Подходит, однако, на вино глядит. Говорит:
— Дай!
Заробел я. И хоть голос у него был дерзок, налил ему из стеклянницы.
Он ноги подогнул под себя, присел на пятки, отхлебнул хорошо, потом из сумы мяса кусок вареного достал и нож с костяной ручкой, острый. Ловко ножом разделал, мне ломоть протянул и сам взял. Ест, на меня смотрит, говорит:
— Дурень ты, и быть тебе битым.
— Чего лаешь? — возражаю укоризненно, но не со злобой. Пускай, думаю, поговорит. — Чего поносишь? Сам вино у меня пьешь и сам против меня всякие слова, да?

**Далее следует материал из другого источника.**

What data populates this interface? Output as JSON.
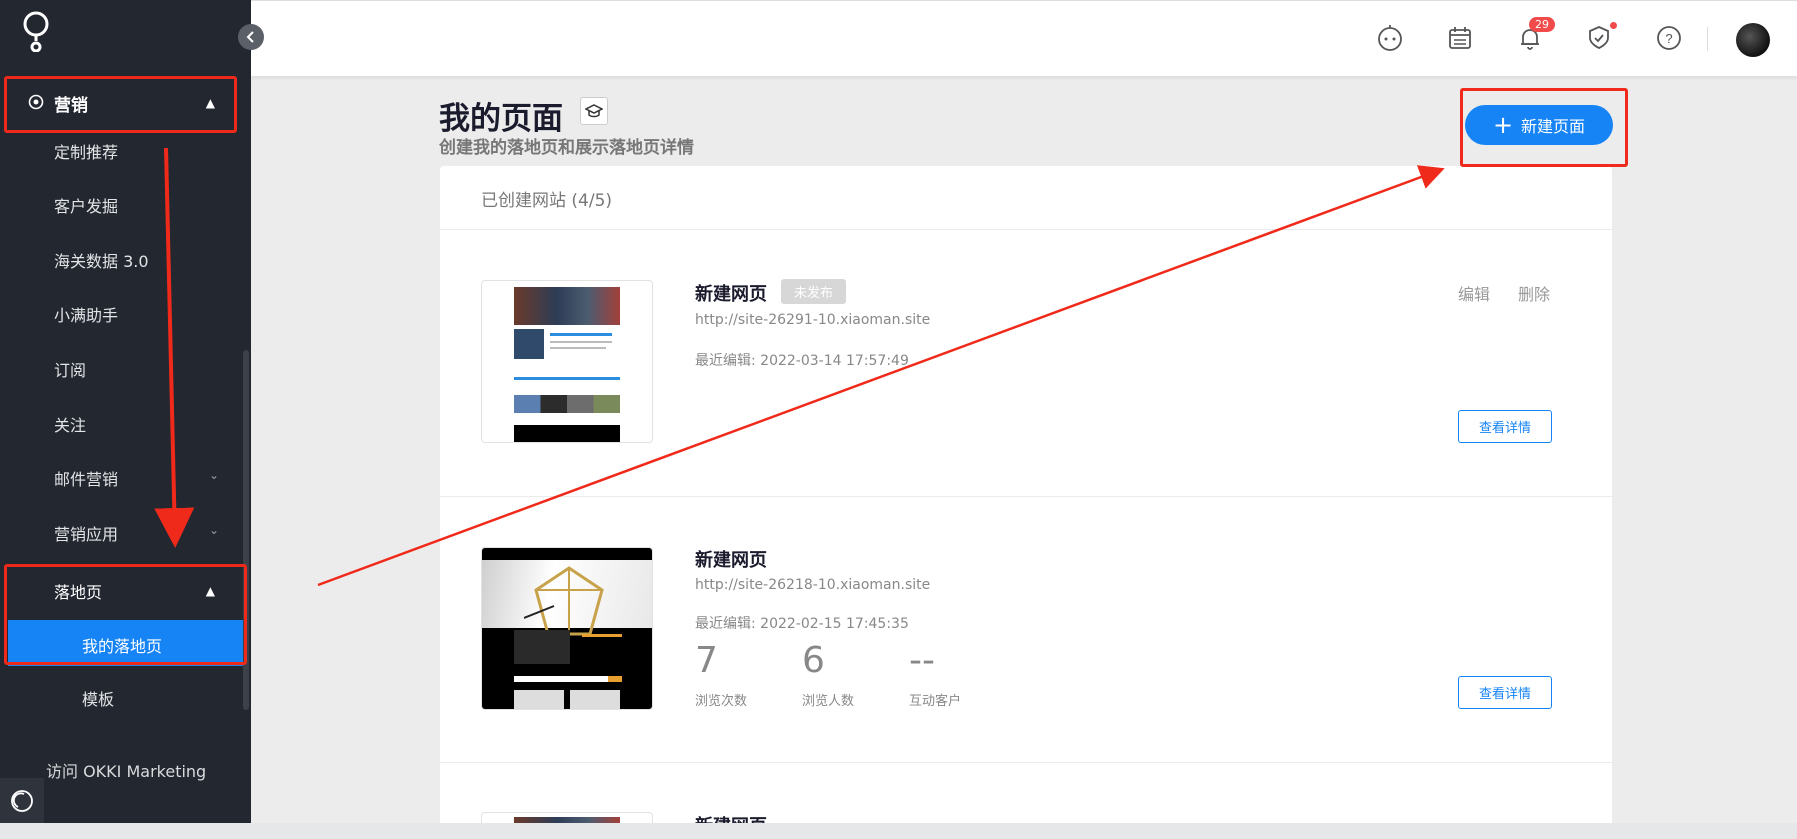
{
  "sidebar": {
    "section_marketing": "营销",
    "items": [
      "定制推荐",
      "客户发掘",
      "海关数据 3.0",
      "小满助手",
      "订阅",
      "关注",
      "邮件营销",
      "营销应用"
    ],
    "section_landing": "落地页",
    "sub_items": [
      "我的落地页",
      "模板"
    ],
    "footer_link": "访问 OKKI Marketing"
  },
  "topbar": {
    "notification_count": "29",
    "icons": [
      "robot-icon",
      "calendar-icon",
      "bell-icon",
      "shield-icon",
      "help-icon"
    ]
  },
  "page": {
    "title": "我的页面",
    "subtitle": "创建我的落地页和展示落地页详情",
    "new_button": "新建页面",
    "list_header": "已创建网站 (4/5)"
  },
  "sites": [
    {
      "name": "新建网页",
      "status": "未发布",
      "url": "http://site-26291-10.xiaoman.site",
      "edited": "最近编辑: 2022-03-14 17:57:49",
      "edit_label": "编辑",
      "delete_label": "删除",
      "detail_label": "查看详情"
    },
    {
      "name": "新建网页",
      "url": "http://site-26218-10.xiaoman.site",
      "edited": "最近编辑: 2022-02-15 17:45:35",
      "stats": [
        {
          "value": "7",
          "label": "浏览次数"
        },
        {
          "value": "6",
          "label": "浏览人数"
        },
        {
          "value": "--",
          "label": "互动客户"
        }
      ],
      "detail_label": "查看详情"
    },
    {
      "name": "新建网页"
    }
  ],
  "colors": {
    "accent": "#1784f6",
    "sidebar_bg": "#222730",
    "annotation_red": "#f02a1a"
  }
}
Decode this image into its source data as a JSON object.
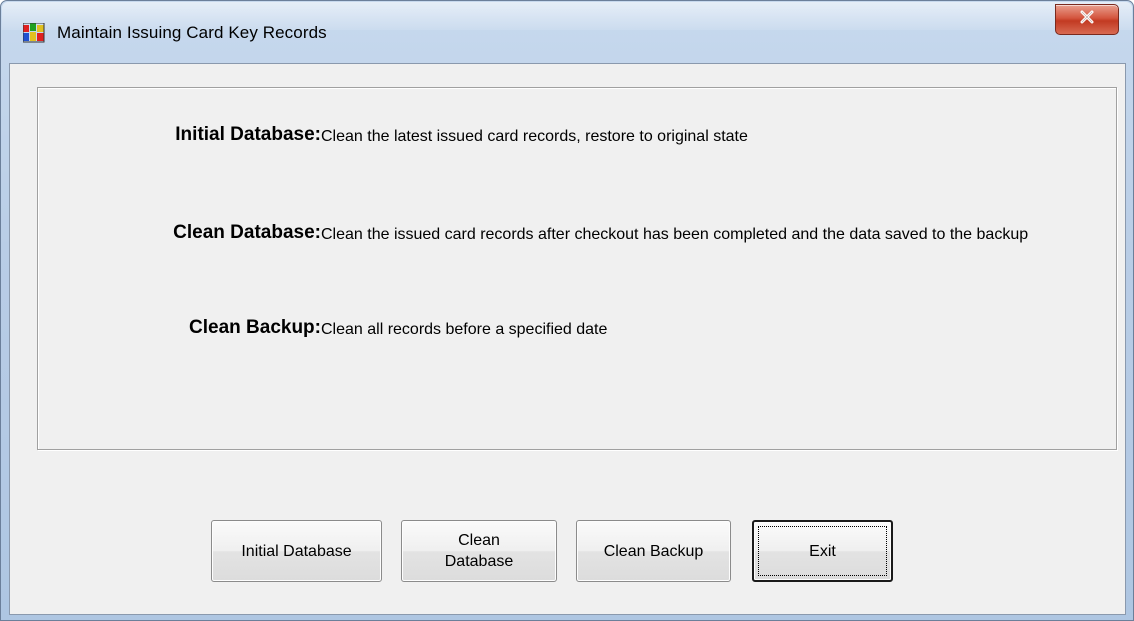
{
  "window": {
    "title": "Maintain Issuing Card Key Records",
    "icon": "app-windows-icon",
    "close_icon": "close-icon"
  },
  "descriptions": [
    {
      "label": "Initial Database:",
      "text": "Clean the latest issued card records, restore to original state"
    },
    {
      "label": "Clean Database:",
      "text": "Clean the issued card records after checkout has been completed and the data saved to the backup"
    },
    {
      "label": "Clean Backup:",
      "text": "Clean all records before a specified date"
    }
  ],
  "buttons": {
    "initial_database": "Initial Database",
    "clean_database_line1": "Clean",
    "clean_database_line2": "Database",
    "clean_backup": "Clean Backup",
    "exit": "Exit"
  },
  "colors": {
    "close_button": "#c8452c",
    "client_background": "#f0f0f0",
    "title_bar": "#bcd0e8"
  }
}
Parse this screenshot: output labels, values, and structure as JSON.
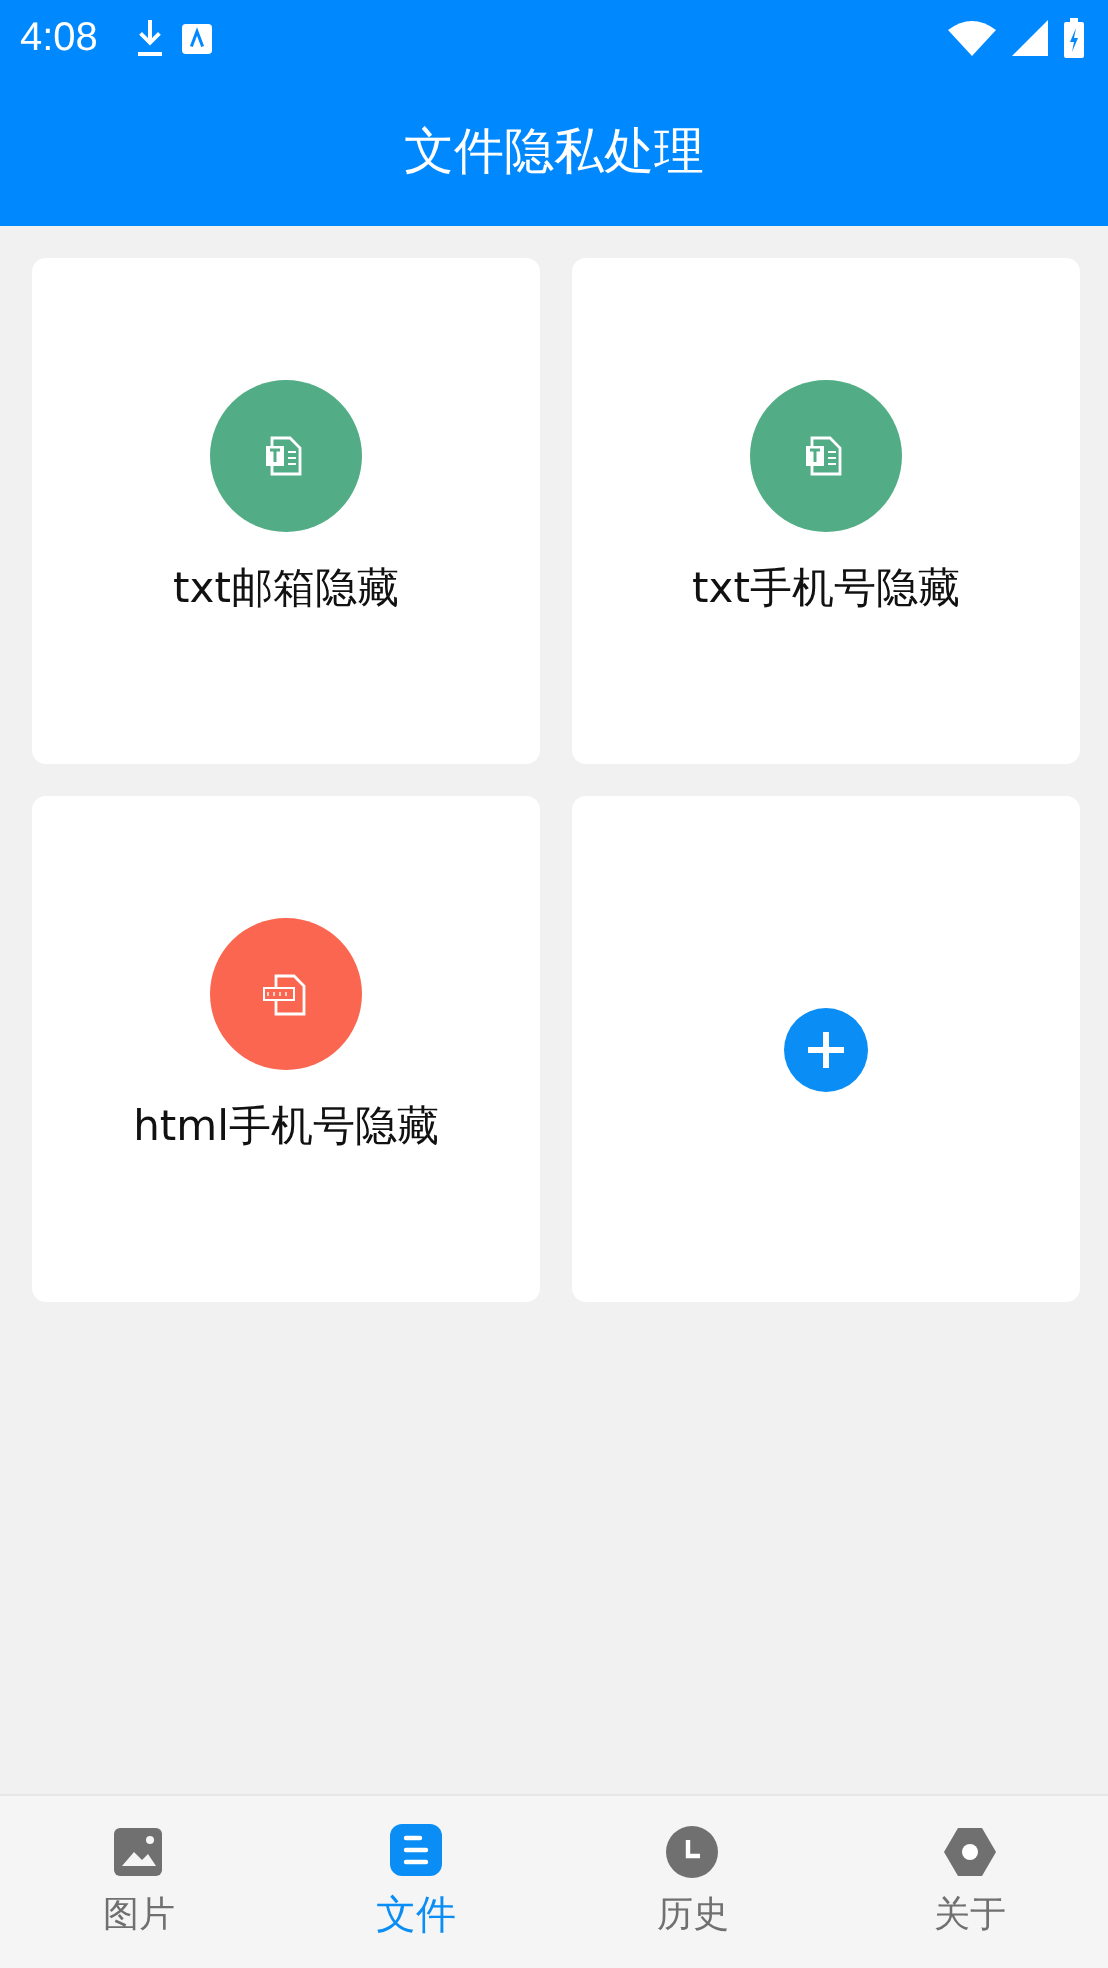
{
  "status_bar": {
    "time": "4:08"
  },
  "header": {
    "title": "文件隐私处理"
  },
  "tiles": [
    {
      "kind": "txt",
      "label": "txt邮箱隐藏",
      "color": "#52ad86"
    },
    {
      "kind": "txt",
      "label": "txt手机号隐藏",
      "color": "#52ad86"
    },
    {
      "kind": "html",
      "label": "html手机号隐藏",
      "color": "#fa6650"
    },
    {
      "kind": "add",
      "color": "#0a8ef5"
    }
  ],
  "tabs": [
    {
      "kind": "image",
      "label": "图片",
      "selected": false
    },
    {
      "kind": "file",
      "label": "文件",
      "selected": true
    },
    {
      "kind": "history",
      "label": "历史",
      "selected": false
    },
    {
      "kind": "about",
      "label": "关于",
      "selected": false
    }
  ]
}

— А зачем же и даешь мне пить, а? Я вон мясо украл, и у тебя что-нибудь, смотри, украду…
— Христа ради ходишь, а воровством промышляешь, — говорю ему. — Это не к добру, и смотри, тебя же и бить будут…
— Меня нельзя, — крякает, утирается, — я порчу напустить могу. А тебе говорю, не будь прост, людям не верь, а если что решил для бога, человеку помочь, не сомневайся. Сказано в писании: что делаешь — делай быстрее.
Я глаза на него вытаращил, говорю:
— А ты откуда знаешь, что я решил?
— А я все знаю, а рожа у тебя соблазнительная, тоже знай, и всяк тебе верит. А зло нужно, без него в юдоли сей не проживешь.
— А я проживу, потому что со зла меня воротит.
— Врешь, милый, а может так стать, что ты добра без зла и не увидишь. Вот лучше слушай, что на Москве было, когда царь Иван Васильевич преставиться собрался.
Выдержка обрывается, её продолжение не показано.